Just wanted to add that I Think you are Doing Quite Well, I was raised by an Alcoholic, and Lived with several over the years, I am NO Expert but I Do Very Much Understand your Urges to Lash back... Its Normal, it is for me a defense, but in the end I usually realize that Argueing with an Alcoholic is not Only a Waist of time, but it is like Screaming at a Mute... They Can't Hear Me when they are in their Bottle, they can say mean things, and do mean things, but they are "Really" not in their right mind, so for me... The Program has Taught me Many things, (1) Being, When to SHUT UP another, When to Mind My Own Business, & When to know how to Exit... Its Ok for me to Walk out of a room when I have Heard or had Enough... Before I Would sit thru the Rage, Now I let them Own it, and I Leave the Room...
Good For you For Not Giving an Unlicensed Person your Vehicle.. Good for You for Not enabling him for a ride to the store... Good for you for Not Getting Angry, and Giving in to his Disease/Black out... You have show Great Courage in what You did, and YES... If there is a Meeting & you can get there... Do So... I was told to go to (6) Meetings before I made up my mind to stay or to leave, and I have to be honest in saying... the 6th one did me in! I Will Remain to Keep Coming back!!! And MIP Was a Huge part of that as well... For it was Here that I got up the Courage to Go ;0)
I too am an Alcoholic, so it is in My Blood, Currently I have not had a Drink since Last Oct. But everyday I talk myself out of it... I know first hand what it is like to experience a "Black Out" I have had more then one should in a life time, and many times was surprised to wake up the next day! Many tell me that they had know clue I even had one, because I Carry on Complete Conversations, and then the next day didn't even remember "Seeing" that Person Let alone that we talked for an Hour!!! but ... Also... I Can Say that Many Know how to Manipulate that "Black out" to their advantage also... I Can say for me, I didn't mind the Black outs... it was the Story's I Heard there after, that I Couldn't even Defend myself in, because I had no Rememberance of it at all... Or, I would see Pieces, but Never the Hole thing....

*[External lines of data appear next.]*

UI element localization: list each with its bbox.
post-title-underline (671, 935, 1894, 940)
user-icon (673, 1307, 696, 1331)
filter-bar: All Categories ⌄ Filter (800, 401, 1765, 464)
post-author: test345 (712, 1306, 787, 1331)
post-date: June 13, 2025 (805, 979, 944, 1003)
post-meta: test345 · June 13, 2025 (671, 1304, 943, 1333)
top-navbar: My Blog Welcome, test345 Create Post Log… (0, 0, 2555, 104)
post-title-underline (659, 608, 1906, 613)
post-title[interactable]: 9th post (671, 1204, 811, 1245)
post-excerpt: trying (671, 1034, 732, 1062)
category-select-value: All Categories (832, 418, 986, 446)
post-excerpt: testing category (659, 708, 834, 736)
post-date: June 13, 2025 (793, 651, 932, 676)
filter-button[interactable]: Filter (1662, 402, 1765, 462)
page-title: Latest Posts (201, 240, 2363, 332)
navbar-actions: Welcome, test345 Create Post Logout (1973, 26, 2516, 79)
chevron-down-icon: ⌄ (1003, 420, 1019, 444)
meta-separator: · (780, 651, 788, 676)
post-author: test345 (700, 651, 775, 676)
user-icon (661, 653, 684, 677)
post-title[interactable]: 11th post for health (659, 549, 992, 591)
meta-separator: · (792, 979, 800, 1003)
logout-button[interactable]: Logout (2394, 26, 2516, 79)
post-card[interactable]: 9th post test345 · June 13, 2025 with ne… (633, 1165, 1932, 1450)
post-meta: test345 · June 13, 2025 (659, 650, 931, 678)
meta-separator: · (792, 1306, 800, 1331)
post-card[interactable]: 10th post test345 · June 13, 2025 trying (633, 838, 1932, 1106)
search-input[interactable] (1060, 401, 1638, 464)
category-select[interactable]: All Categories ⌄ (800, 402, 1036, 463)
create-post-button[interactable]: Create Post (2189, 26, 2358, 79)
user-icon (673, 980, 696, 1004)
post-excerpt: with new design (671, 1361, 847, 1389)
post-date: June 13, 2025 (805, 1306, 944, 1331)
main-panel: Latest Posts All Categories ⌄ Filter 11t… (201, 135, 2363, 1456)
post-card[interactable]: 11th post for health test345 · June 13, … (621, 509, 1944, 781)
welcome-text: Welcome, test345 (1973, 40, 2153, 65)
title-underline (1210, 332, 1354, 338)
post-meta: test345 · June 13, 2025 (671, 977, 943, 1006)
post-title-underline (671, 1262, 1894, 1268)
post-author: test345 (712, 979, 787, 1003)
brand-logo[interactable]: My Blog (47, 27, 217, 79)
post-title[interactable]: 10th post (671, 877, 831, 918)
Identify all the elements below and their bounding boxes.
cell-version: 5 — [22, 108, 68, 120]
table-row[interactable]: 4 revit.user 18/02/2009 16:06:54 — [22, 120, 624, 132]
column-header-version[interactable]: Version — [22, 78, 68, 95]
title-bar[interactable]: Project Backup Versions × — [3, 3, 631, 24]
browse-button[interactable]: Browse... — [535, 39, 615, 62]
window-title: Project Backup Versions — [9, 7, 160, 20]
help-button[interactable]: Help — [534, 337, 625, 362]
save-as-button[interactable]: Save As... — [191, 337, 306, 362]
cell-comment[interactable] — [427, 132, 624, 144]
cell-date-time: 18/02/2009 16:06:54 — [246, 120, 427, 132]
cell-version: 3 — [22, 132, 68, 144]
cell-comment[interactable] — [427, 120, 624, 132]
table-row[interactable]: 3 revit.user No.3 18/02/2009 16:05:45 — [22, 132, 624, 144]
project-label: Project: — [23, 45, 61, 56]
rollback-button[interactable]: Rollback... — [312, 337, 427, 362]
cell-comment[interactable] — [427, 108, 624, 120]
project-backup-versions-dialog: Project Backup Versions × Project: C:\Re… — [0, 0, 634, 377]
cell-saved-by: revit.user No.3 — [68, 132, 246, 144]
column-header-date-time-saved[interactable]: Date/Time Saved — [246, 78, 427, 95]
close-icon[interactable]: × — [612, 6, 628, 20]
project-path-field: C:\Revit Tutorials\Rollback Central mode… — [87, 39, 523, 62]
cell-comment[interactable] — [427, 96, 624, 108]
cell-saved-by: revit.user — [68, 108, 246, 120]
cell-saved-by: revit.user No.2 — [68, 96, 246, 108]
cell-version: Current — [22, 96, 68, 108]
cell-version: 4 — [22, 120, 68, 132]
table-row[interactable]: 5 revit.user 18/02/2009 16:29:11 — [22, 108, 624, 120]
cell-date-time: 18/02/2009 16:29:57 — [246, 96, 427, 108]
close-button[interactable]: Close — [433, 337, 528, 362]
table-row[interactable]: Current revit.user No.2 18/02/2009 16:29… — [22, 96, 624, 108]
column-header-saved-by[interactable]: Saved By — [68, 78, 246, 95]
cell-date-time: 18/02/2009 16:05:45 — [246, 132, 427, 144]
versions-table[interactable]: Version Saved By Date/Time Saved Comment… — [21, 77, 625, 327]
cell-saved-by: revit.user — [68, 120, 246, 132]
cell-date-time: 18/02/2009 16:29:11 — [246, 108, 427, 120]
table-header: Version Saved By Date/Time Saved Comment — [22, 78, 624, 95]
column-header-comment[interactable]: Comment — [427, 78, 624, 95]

I Can only Live One Day At a Time, and the More I Practice the Steps (Either with or Without) a Sponser, the Better Person I See me Becoming... I had not had a Sponser for over a year when I got in the program, but I kept showing up, and getting the support here, to help me grow till I found the Nerve to ask someone in my F2F... I can't say that I call on her as Much as I Should, but I Do Now Very Much Love the "Sponsers" I Now have, because My Selfish thinking didn't think One was Enough for all my baggage, but now I Use the Program, Instead of Allowing Others to Use Me!
You are Showing Great Courage, Keep Coming Back... I'm Glad your Here... And Just for the Record!!! YOU ARE "VERY" WORTH IT....
Take what you like and leave the rest Friends in Recovery... One Day at a Time
I just wanted to echo what others have said. You did a great job last night holding on to your keys and putting your little one to bed. Serenity isn't freedom from the storm, but peace amid it. You remained peaceful despite your bf's efforts to rock your boat. That is good stuff.
Shakespeare wrote in Hamlet:
This above all: to thine own self be true, And it must follow, as the night the day, Thou canst not then be false to any man.
You were acting in your own best interest and I think that is amazing for a newcomer. I hope you make it to a meeting tonight because you have a powerful experience to share with the group. Pass it on Girl, Pass it ON!